Speaker
Description
Harmful algal blooms (HABs) are a growing public health concern both nation and worldwide. Last year there were 25 major sites of HABs in the state of Utah alone. These blooms are caused in part by excess nutrients (nitrogen and phosphorus) being discharged from wastewater treatment plants (WWTPs). To combat the growing prevalence of HABs the state of Utah is imposing new nitrogen and phosphorus effluent standards for WWTPs. Utah State University is working in collaboration with Central Valley Water Reclamation Facility (CVWRF), the largest municipal WWTP in the state of Utah treating 60 million gallons per day, and WesTech Engineering-Inc. to develop a novel biological process to help WWTPs meet these new standards. This process is the rotating algae biofilm reactor (RABR) that removes nutrients from wastewater by producing algae biomass that can be used in bioproduct production. The RABR consists of disks rotating through a growth substrate (wastewater) to produce an attached growth biofilm and remove nutrients from the substrate. This biofilm can be mechanically harvested and converted into value-added bioproducts including biofuels, bioplastics, animal feed, and fertilizers. Extensive research has been conducted on the RABR at laboratory and pilot scales, but in preparation for scale-up and industrial applications a mathematical model describing the system must be developed.

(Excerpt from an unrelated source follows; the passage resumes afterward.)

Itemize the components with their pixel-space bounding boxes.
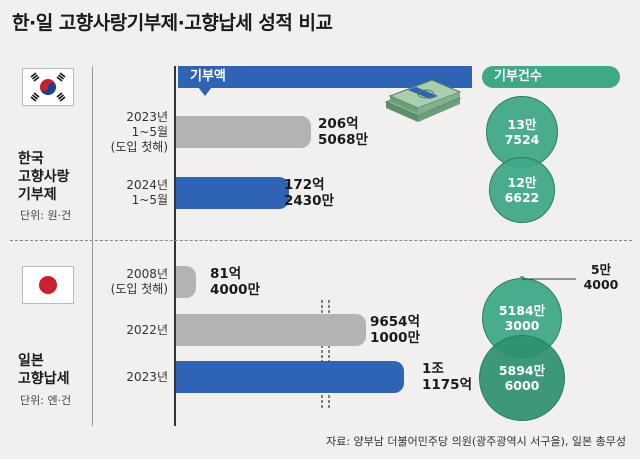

Due to high concentrations of nitrogen and phosphorus in the growth substrate and high summertime light intensity, the system is often light inhibited. An analytical model has been adapted from work performed by Bara and Bonneford that describes light limited algae growth. This model will be augmented using sparse identification of nonlinear dynamics (SINDy), a data-driven approach allowing for the identification and development of important growth terms, on data previously collected from the RABR at laboratory and pilot scales along with data currently being collected.